I write to encounter Jesus. I have been Bible people: the Samaritan woman talking theology with Jesus at the well, Zaccheus the tax collector observing Jesus from his perch in a tree, and Jesus’ mother, Mary, trying to understand his death on the Cross. I have imagined Jesus’ words to me, the way he would redirect my desires and challenge my understanding.

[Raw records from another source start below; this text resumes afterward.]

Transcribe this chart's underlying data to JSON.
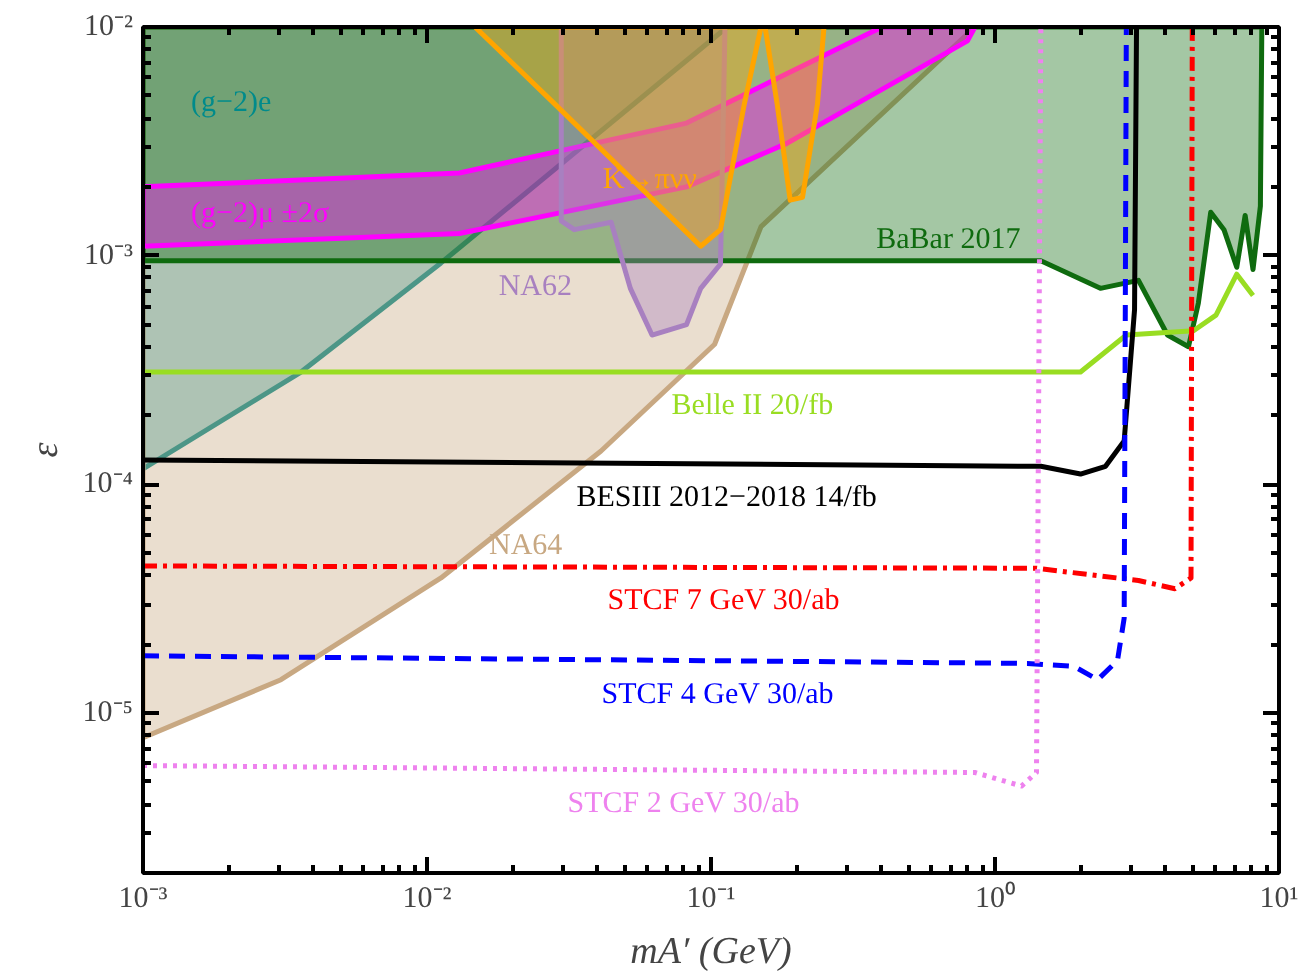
{
  "chart_data": {
    "type": "area",
    "xlabel": "mA′ (GeV)",
    "ylabel": "ε",
    "log": "xy",
    "xlim": [
      0.001,
      10
    ],
    "ylim": [
      2e-06,
      0.01
    ],
    "xticks": [
      {
        "value": 0.001,
        "label": "10⁻³"
      },
      {
        "value": 0.01,
        "label": "10⁻²"
      },
      {
        "value": 0.1,
        "label": "10⁻¹"
      },
      {
        "value": 1,
        "label": "10⁰"
      },
      {
        "value": 10,
        "label": "10¹"
      }
    ],
    "yticks": [
      {
        "value": 1e-05,
        "label": "10⁻⁵"
      },
      {
        "value": 0.0001,
        "label": "10⁻⁴"
      },
      {
        "value": 0.001,
        "label": "10⁻³"
      },
      {
        "value": 0.01,
        "label": "10⁻²"
      }
    ],
    "series": [
      {
        "name": "(g−2)e",
        "color": "#008b8b",
        "x": [
          0.001,
          0.001,
          0.0036,
          0.0112,
          0.114
        ],
        "values": [
          0.01,
          0.000117,
          0.00031,
          0.00093,
          0.01
        ]
      },
      {
        "name": "NA64",
        "color": "#c8a882",
        "x": [
          0.0112,
          0.041,
          0.103,
          0.15,
          0.85,
          0.001,
          0.001,
          0.00306
        ],
        "values": [
          3.9e-05,
          0.00014,
          0.00041,
          0.00134,
          0.01,
          0.01,
          7.8e-06,
          1.4e-05
        ]
      },
      {
        "name": "BaBar 2017",
        "color": "#0f6b0f",
        "x": [
          2.35,
          3.2,
          4.05,
          4.8,
          5.2,
          5.75,
          6.4,
          7.1,
          7.6,
          8.1,
          8.6,
          8.7,
          0.001,
          0.001,
          1.45
        ],
        "values": [
          0.00072,
          0.00078,
          0.00045,
          0.0004,
          0.00062,
          0.00155,
          0.0013,
          0.00089,
          0.0015,
          0.00087,
          0.00165,
          0.01,
          0.01,
          0.00095,
          0.00095
        ]
      },
      {
        "name": "(g−2)μ ±2σ",
        "color": "#ff00ff",
        "x": [
          0.001,
          0.013,
          0.082,
          0.185,
          0.8,
          0.85,
          0.4,
          0.178,
          0.082,
          0.013,
          0.001
        ],
        "values": [
          0.0011,
          0.00125,
          0.002,
          0.0031,
          0.0087,
          0.01,
          0.01,
          0.0061,
          0.0038,
          0.0023,
          0.002
        ]
      },
      {
        "name": "NA62",
        "color": "#a880c0",
        "x": [
          0.062,
          0.082,
          0.092,
          0.108,
          0.112,
          0.0297,
          0.0297,
          0.033,
          0.0445,
          0.052
        ],
        "values": [
          0.00045,
          0.0005,
          0.00072,
          0.00092,
          0.01,
          0.01,
          0.00142,
          0.0013,
          0.0014,
          0.00072
        ]
      },
      {
        "name": "K→πνν",
        "color": "#ffa500",
        "x": [
          0.0282,
          0.092,
          0.108,
          0.131,
          0.15,
          0.01476
        ],
        "values": [
          0.0046,
          0.0011,
          0.0013,
          0.0046,
          0.01,
          0.01
        ]
      },
      {
        "color": "#ffa500",
        "x": [
          0.155,
          0.171,
          0.19,
          0.21,
          0.237,
          0.25
        ],
        "values": [
          0.01,
          0.0046,
          0.00175,
          0.0018,
          0.0046,
          0.01
        ]
      },
      {
        "name": "Belle II 20/fb",
        "type": "line",
        "color": "#99dd22",
        "line_style": "solid",
        "x": [
          0.001,
          2.0,
          2.9,
          5.0,
          6.0,
          7.1,
          8.1
        ],
        "values": [
          0.00031,
          0.00031,
          0.00045,
          0.00047,
          0.00055,
          0.00083,
          0.00067
        ]
      },
      {
        "name": "BESIII 2012−2018 14/fb",
        "type": "line",
        "color": "#000000",
        "line_style": "solid",
        "x": [
          0.001,
          1.45,
          2.0,
          2.45,
          2.85,
          3.1,
          3.15
        ],
        "values": [
          0.000128,
          0.00012,
          0.000111,
          0.00012,
          0.000155,
          0.00058,
          0.01
        ]
      },
      {
        "name": "STCF 7 GeV 30/ab",
        "type": "line",
        "color": "#ff0000",
        "line_style": "dashdot",
        "x": [
          0.001,
          1.4,
          3.2,
          4.3,
          4.9,
          4.95
        ],
        "values": [
          4.4e-05,
          4.3e-05,
          3.8e-05,
          3.5e-05,
          3.9e-05,
          0.01
        ]
      },
      {
        "name": "STCF 4 GeV 30/ab",
        "type": "line",
        "color": "#0000ff",
        "line_style": "dashed",
        "x": [
          0.001,
          1.3,
          1.9,
          2.3,
          2.7,
          2.85,
          2.9
        ],
        "values": [
          1.78e-05,
          1.65e-05,
          1.6e-05,
          1.4e-05,
          1.7e-05,
          2.6e-05,
          0.01
        ]
      },
      {
        "name": "STCF 2 GeV 30/ab",
        "type": "line",
        "color": "#ee82ee",
        "line_style": "dotted",
        "x": [
          0.001,
          0.85,
          1.24,
          1.4,
          1.45
        ],
        "values": [
          5.9e-06,
          5.5e-06,
          4.8e-06,
          5.5e-06,
          0.01
        ]
      }
    ]
  }
}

Jesus allows me to teach and preach with him, invites me to heal and be healed, to suffer, to grow, and to be resurrected alongside him. He is a paradox, a mystery, someone and something I can’t fully comprehend. In the Bible he is the storyteller, and the subject of stories. He is a man who walked the earth long ago, and a presence within men and women who walk the earth today. He was born human with a divinity so bright it summoned the world to take notice. His death was brutally inhuman with divine repercussions that shook the world and changed it permanently. He became a savior to millions who came thousands of years after his resurrection, ministering to a world he caught only the smallest glimpse of, yet had an amazing understanding of.
Through Jesus, we are all allowed to be fully human, and to express fully the divine within us. Somehow his spirit is alive in us. By telling his stories, we can honor the gifts Jesus gave to the world during his earthly ministry. By telling the stories of how God has changed us and how we experience this “Jesus of the People” we can allow the Christ spark to keep igniting the world.